Kathleen raconta un pan de vie soigneusement oblitéré par la famille. Julian, jeune étudiant en droit à Londres, fait la fête au bord d’une rivière avec une bande de copains et sa petite amie, Patricia. Ils boivent, fument des joints. Et la fête finit mal. Patricia et Julian se disputent. Elle lui reproche de ne pas s’occuper suffisamment d’elle. Pour le défier, elle menace de plonger dans la rivière. Il croit à un caprice. Patricia passe à l’acte mais la rivière est trop froide, le courant trop fort, elle se noie. Julian tente de la sauver mais n’y parvient pas. Il manque d’y passer lui aussi. Après la mort de Patricia, il abandonne ses études, déprime, se fâche avec ses parents et part en Asie sac à dos. Il en revient des mois plus tard, efflanqué, différent. Il ne rentre pas à Londres. Il se rend chez sa sœur aînée, mariée à un Français. La suite, Louise la connaît. Kathleen et Adrien vivent entre Paris et la propriété viticole bordelaise avec leur fille. Julian s’attache à Lou, à la France, et revient à la vie. Il rencontre Blaise Seguin dans un bar et décide de créer une agence de détective. Il a des connaissances en droit, et pas la moindre envie de rentrer dans le système. Il veut vivre au jour le jour. Sans attaches.
— Le passé lui a sauté au visage quand tu as manqué te noyer. Patricia est revenue le hanter. Je ne crois pas qu’il se soit beaucoup défendu quand un salaud l’a descendu à Paris.
— Julian était d’une gaieté incroyable, maman !
Elle ne croyait pas vraiment à ce qu’elle racontait. La réponse de sa mère ne la surprit pas.
— Non, il avait un impeccable sens de l’humour. C’est bien différent, Louise.
Après avoir raccroché sur la vague promesse de passer à la propriété après les vendanges, Louise réfléchit un long moment.
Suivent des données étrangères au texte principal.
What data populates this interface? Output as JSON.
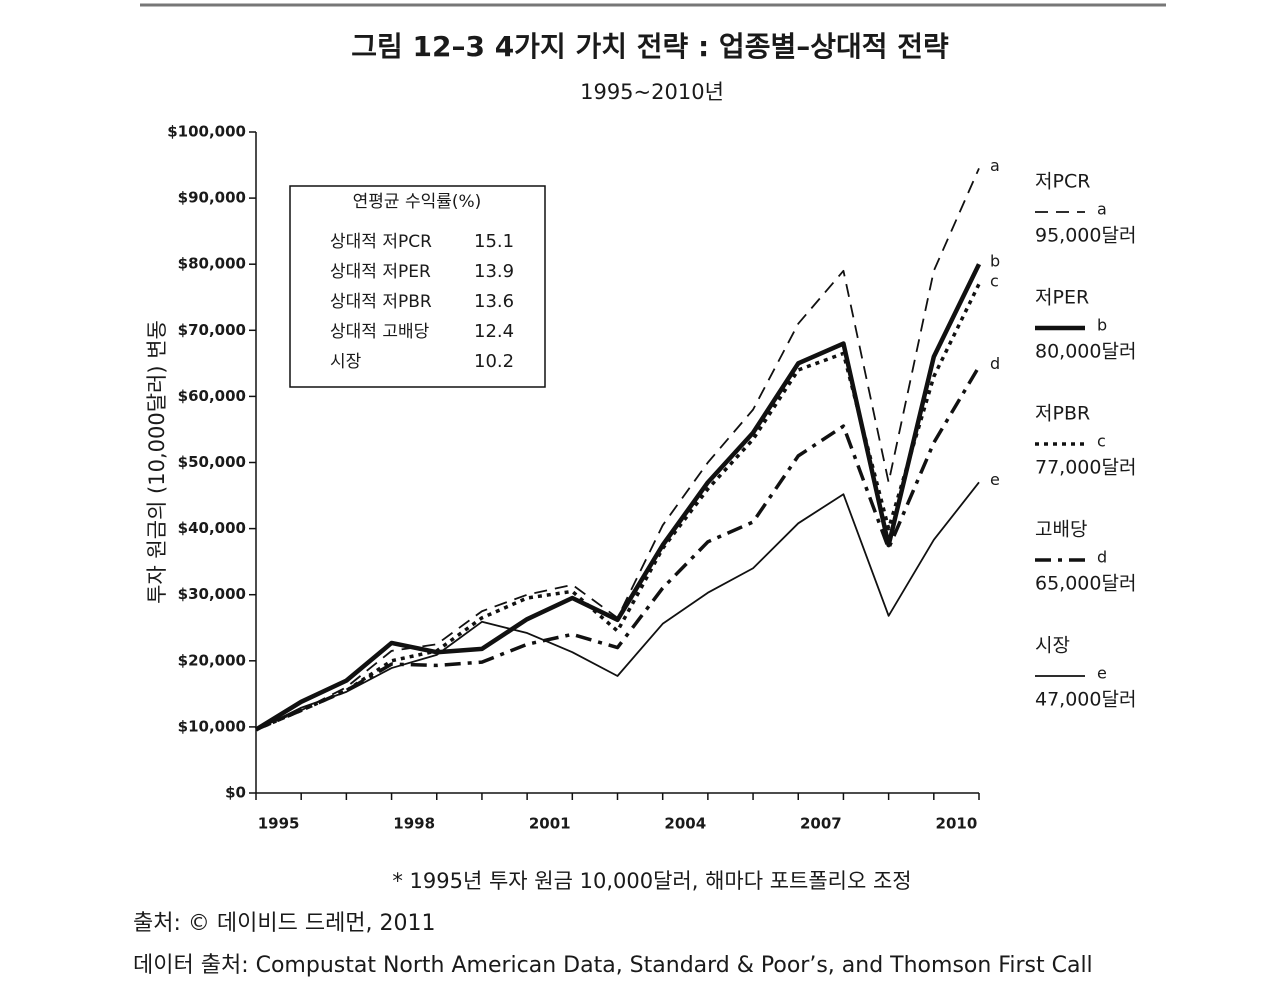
{
  "chart_data": {
    "type": "line",
    "title": "그림 12–3  4가지 가치 전략 : 업종별–상대적 전략",
    "subtitle": "1995~2010년",
    "y_label": "투자 원금의 (10,000달러) 변동",
    "categories": [
      "1995",
      null,
      null,
      "1998",
      null,
      null,
      "2001",
      null,
      null,
      "2004",
      null,
      null,
      "2007",
      null,
      null,
      "2010",
      null
    ],
    "ylim": [
      0,
      100000
    ],
    "yticks": [
      {
        "value": 0,
        "label": "$0"
      },
      {
        "value": 10000,
        "label": "$10,000"
      },
      {
        "value": 20000,
        "label": "$20,000"
      },
      {
        "value": 30000,
        "label": "$30,000"
      },
      {
        "value": 40000,
        "label": "$40,000"
      },
      {
        "value": 50000,
        "label": "$50,000"
      },
      {
        "value": 60000,
        "label": "$60,000"
      },
      {
        "value": 70000,
        "label": "$70,000"
      },
      {
        "value": 80000,
        "label": "$80,000"
      },
      {
        "value": 90000,
        "label": "$90,000"
      },
      {
        "value": 100000,
        "label": "$100,000"
      }
    ],
    "series": [
      {
        "name": "저PCR",
        "letter": "a",
        "end_label": "95,000달러",
        "color": "#111111",
        "style": "dashed",
        "values": [
          9600,
          12500,
          16000,
          21500,
          22500,
          27500,
          30000,
          31500,
          26500,
          40500,
          50000,
          58000,
          71000,
          79000,
          47000,
          79000,
          94500
        ]
      },
      {
        "name": "저PER",
        "letter": "b",
        "end_label": "80,000달러",
        "color": "#111111",
        "style": "thick",
        "values": [
          9600,
          13800,
          17000,
          22700,
          21300,
          21800,
          26300,
          29500,
          26200,
          37500,
          47000,
          54500,
          65000,
          68000,
          37500,
          66000,
          80000
        ]
      },
      {
        "name": "저PBR",
        "letter": "c",
        "end_label": "77,000달러",
        "color": "#111111",
        "style": "dotted",
        "values": [
          9600,
          12500,
          15500,
          20000,
          21500,
          26500,
          29500,
          30500,
          24500,
          37000,
          46000,
          53500,
          64000,
          66500,
          40000,
          63000,
          77000
        ]
      },
      {
        "name": "고배당",
        "letter": "d",
        "end_label": "65,000달러",
        "color": "#111111",
        "style": "dashdot",
        "values": [
          9600,
          12500,
          15500,
          19500,
          19300,
          19800,
          22500,
          24000,
          22000,
          31000,
          38000,
          41000,
          51000,
          55500,
          37000,
          53000,
          64500
        ]
      },
      {
        "name": "시장",
        "letter": "e",
        "end_label": "47,000달러",
        "color": "#111111",
        "style": "solid",
        "values": [
          9500,
          12900,
          15300,
          18900,
          20900,
          25900,
          24200,
          21300,
          17700,
          25600,
          30300,
          34000,
          40800,
          45200,
          26800,
          38300,
          47000
        ]
      }
    ],
    "inset_table": {
      "title": "연평균 수익률(%)",
      "rows": [
        {
          "label": "상대적 저PCR",
          "value": 15.1
        },
        {
          "label": "상대적 저PER",
          "value": 13.9
        },
        {
          "label": "상대적 저PBR",
          "value": 13.6
        },
        {
          "label": "상대적 고배당",
          "value": 12.4
        },
        {
          "label": "시장",
          "value": 10.2
        }
      ]
    },
    "footnote": "* 1995년 투자 원금 10,000달러, 해마다 포트폴리오 조정",
    "source": "출처: © 데이비드 드레먼, 2011",
    "data_source": "데이터 출처: Compustat North American Data, Standard & Poor’s, and Thomson First Call"
  }
}
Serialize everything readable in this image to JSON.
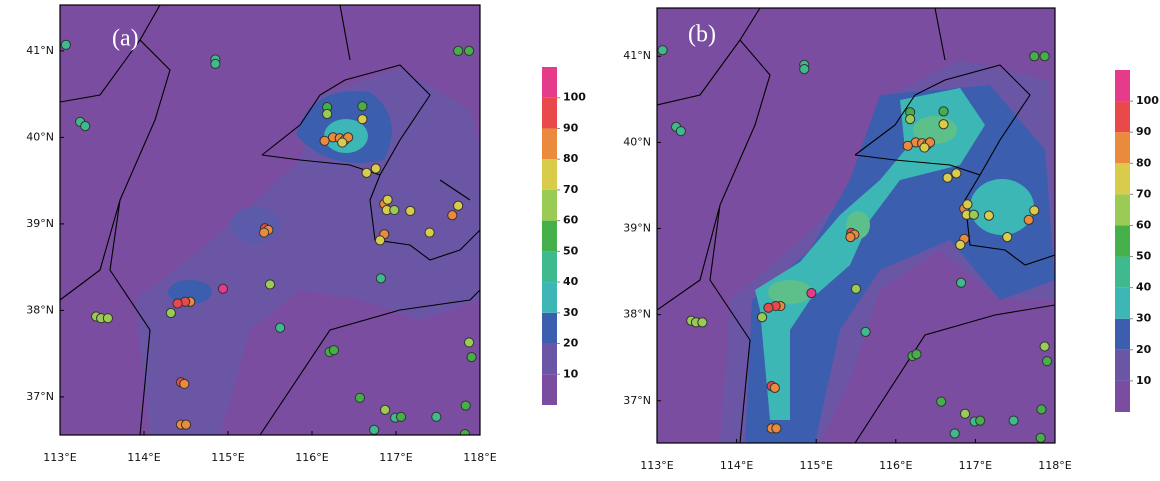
{
  "panels": [
    {
      "label": "(a)",
      "xlim": [
        113,
        118
      ],
      "ylim": [
        36.56,
        41.53
      ],
      "xticks": [
        {
          "value": 113,
          "label": "113°E"
        },
        {
          "value": 114,
          "label": "114°E"
        },
        {
          "value": 115,
          "label": "115°E"
        },
        {
          "value": 116,
          "label": "116°E"
        },
        {
          "value": 117,
          "label": "117°E"
        },
        {
          "value": 118,
          "label": "118°E"
        }
      ],
      "yticks": [
        {
          "value": 37,
          "label": "37°N"
        },
        {
          "value": 38,
          "label": "38°N"
        },
        {
          "value": 39,
          "label": "39°N"
        },
        {
          "value": 40,
          "label": "40°N"
        },
        {
          "value": 41,
          "label": "41°N"
        }
      ],
      "colorbar": {
        "lim": [
          0,
          110
        ],
        "ticks": [
          10,
          20,
          30,
          40,
          50,
          60,
          70,
          80,
          90,
          100
        ],
        "colors": [
          "#7b4da0",
          "#6b56a6",
          "#3c5eae",
          "#3db7b6",
          "#3fb98e",
          "#45b04a",
          "#9acb55",
          "#d8cc4a",
          "#ea8a3c",
          "#e9494a",
          "#e63b8a"
        ]
      }
    },
    {
      "label": "(b)",
      "xlim": [
        113,
        118
      ],
      "ylim": [
        36.51,
        41.56
      ],
      "xticks": [
        {
          "value": 113,
          "label": "113°E"
        },
        {
          "value": 114,
          "label": "114°E"
        },
        {
          "value": 115,
          "label": "115°E"
        },
        {
          "value": 116,
          "label": "116°E"
        },
        {
          "value": 117,
          "label": "117°E"
        },
        {
          "value": 118,
          "label": "118°E"
        }
      ],
      "yticks": [
        {
          "value": 37,
          "label": "37°N"
        },
        {
          "value": 38,
          "label": "38°N"
        },
        {
          "value": 39,
          "label": "39°N"
        },
        {
          "value": 40,
          "label": "40°N"
        },
        {
          "value": 41,
          "label": "41°N"
        }
      ],
      "colorbar": {
        "lim": [
          0,
          110
        ],
        "ticks": [
          10,
          20,
          30,
          40,
          50,
          60,
          70,
          80,
          90,
          100
        ],
        "colors": [
          "#7b4da0",
          "#6b56a6",
          "#3c5eae",
          "#3db7b6",
          "#3fb98e",
          "#45b04a",
          "#9acb55",
          "#d8cc4a",
          "#ea8a3c",
          "#e9494a",
          "#e63b8a"
        ]
      }
    }
  ],
  "stations": [
    {
      "lon": 113.07,
      "lat": 41.07,
      "value": 45
    },
    {
      "lon": 114.85,
      "lat": 40.9,
      "value": 40
    },
    {
      "lon": 114.85,
      "lat": 40.85,
      "value": 40
    },
    {
      "lon": 113.24,
      "lat": 40.18,
      "value": 40
    },
    {
      "lon": 113.3,
      "lat": 40.13,
      "value": 40
    },
    {
      "lon": 117.74,
      "lat": 41.0,
      "value": 55
    },
    {
      "lon": 117.87,
      "lat": 41.0,
      "value": 55
    },
    {
      "lon": 116.18,
      "lat": 40.35,
      "value": 55
    },
    {
      "lon": 116.18,
      "lat": 40.27,
      "value": 65
    },
    {
      "lon": 116.6,
      "lat": 40.36,
      "value": 55
    },
    {
      "lon": 116.6,
      "lat": 40.21,
      "value": 70
    },
    {
      "lon": 116.25,
      "lat": 40.0,
      "value": 85
    },
    {
      "lon": 116.15,
      "lat": 39.96,
      "value": 85
    },
    {
      "lon": 116.33,
      "lat": 39.99,
      "value": 80
    },
    {
      "lon": 116.39,
      "lat": 39.97,
      "value": 75
    },
    {
      "lon": 116.43,
      "lat": 40.0,
      "value": 85
    },
    {
      "lon": 116.36,
      "lat": 39.94,
      "value": 75
    },
    {
      "lon": 116.65,
      "lat": 39.59,
      "value": 70
    },
    {
      "lon": 116.76,
      "lat": 39.64,
      "value": 70
    },
    {
      "lon": 116.86,
      "lat": 39.23,
      "value": 85
    },
    {
      "lon": 116.9,
      "lat": 39.28,
      "value": 75
    },
    {
      "lon": 116.89,
      "lat": 39.16,
      "value": 70
    },
    {
      "lon": 116.98,
      "lat": 39.16,
      "value": 65
    },
    {
      "lon": 117.17,
      "lat": 39.15,
      "value": 70
    },
    {
      "lon": 116.86,
      "lat": 38.88,
      "value": 85
    },
    {
      "lon": 116.81,
      "lat": 38.81,
      "value": 75
    },
    {
      "lon": 117.4,
      "lat": 38.9,
      "value": 70
    },
    {
      "lon": 117.67,
      "lat": 39.1,
      "value": 85
    },
    {
      "lon": 117.74,
      "lat": 39.21,
      "value": 75
    },
    {
      "lon": 115.44,
      "lat": 38.95,
      "value": 90
    },
    {
      "lon": 115.48,
      "lat": 38.93,
      "value": 85
    },
    {
      "lon": 115.43,
      "lat": 38.9,
      "value": 85
    },
    {
      "lon": 114.94,
      "lat": 38.25,
      "value": 100
    },
    {
      "lon": 114.55,
      "lat": 38.1,
      "value": 85
    },
    {
      "lon": 114.49,
      "lat": 38.1,
      "value": 90
    },
    {
      "lon": 114.4,
      "lat": 38.08,
      "value": 90
    },
    {
      "lon": 114.32,
      "lat": 37.97,
      "value": 65
    },
    {
      "lon": 115.5,
      "lat": 38.3,
      "value": 65
    },
    {
      "lon": 115.62,
      "lat": 37.8,
      "value": 40
    },
    {
      "lon": 113.43,
      "lat": 37.93,
      "value": 65
    },
    {
      "lon": 113.49,
      "lat": 37.91,
      "value": 60
    },
    {
      "lon": 113.57,
      "lat": 37.91,
      "value": 65
    },
    {
      "lon": 114.44,
      "lat": 37.17,
      "value": 90
    },
    {
      "lon": 114.48,
      "lat": 37.15,
      "value": 85
    },
    {
      "lon": 114.44,
      "lat": 36.68,
      "value": 85
    },
    {
      "lon": 114.5,
      "lat": 36.68,
      "value": 85
    },
    {
      "lon": 116.21,
      "lat": 37.52,
      "value": 55
    },
    {
      "lon": 116.26,
      "lat": 37.54,
      "value": 50
    },
    {
      "lon": 116.82,
      "lat": 38.37,
      "value": 40
    },
    {
      "lon": 116.57,
      "lat": 36.99,
      "value": 55
    },
    {
      "lon": 116.87,
      "lat": 36.85,
      "value": 65
    },
    {
      "lon": 116.99,
      "lat": 36.76,
      "value": 45
    },
    {
      "lon": 117.06,
      "lat": 36.77,
      "value": 55
    },
    {
      "lon": 116.74,
      "lat": 36.62,
      "value": 45
    },
    {
      "lon": 117.48,
      "lat": 36.77,
      "value": 40
    },
    {
      "lon": 117.83,
      "lat": 36.9,
      "value": 55
    },
    {
      "lon": 117.87,
      "lat": 37.63,
      "value": 65
    },
    {
      "lon": 117.9,
      "lat": 37.46,
      "value": 55
    },
    {
      "lon": 117.82,
      "lat": 36.57,
      "value": 50
    }
  ]
}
Elle arriva à une conclusion inévitable. Blaise, ses parents et même Julian lui avaient caché certaines vérités, sans doute pour la protéger. Mais ils n’étaient pas les seuls. Elle-même n’avait gardé que les aspects les plus solaires de Julian et avait évacué les autres. L’oncle de la petite Lou était un homme parfait, sans fêlures, sans faiblesses. Et devait le rester pour l’éternité.
La petite Lou n’existait plus. La femme qui l’avait remplacée ne croyait pas à l’existence des héros. Et d’ailleurs, les héros étaient ennuyeux.
Elle éteignit sa lampe de chevet, croisa ses bras derrière sa tête et sourit dans la pénombre.
— Je t’aime comme tu es, Julian Eden, murmura-t-elle. Tu peux enfin enlever ton loup noir.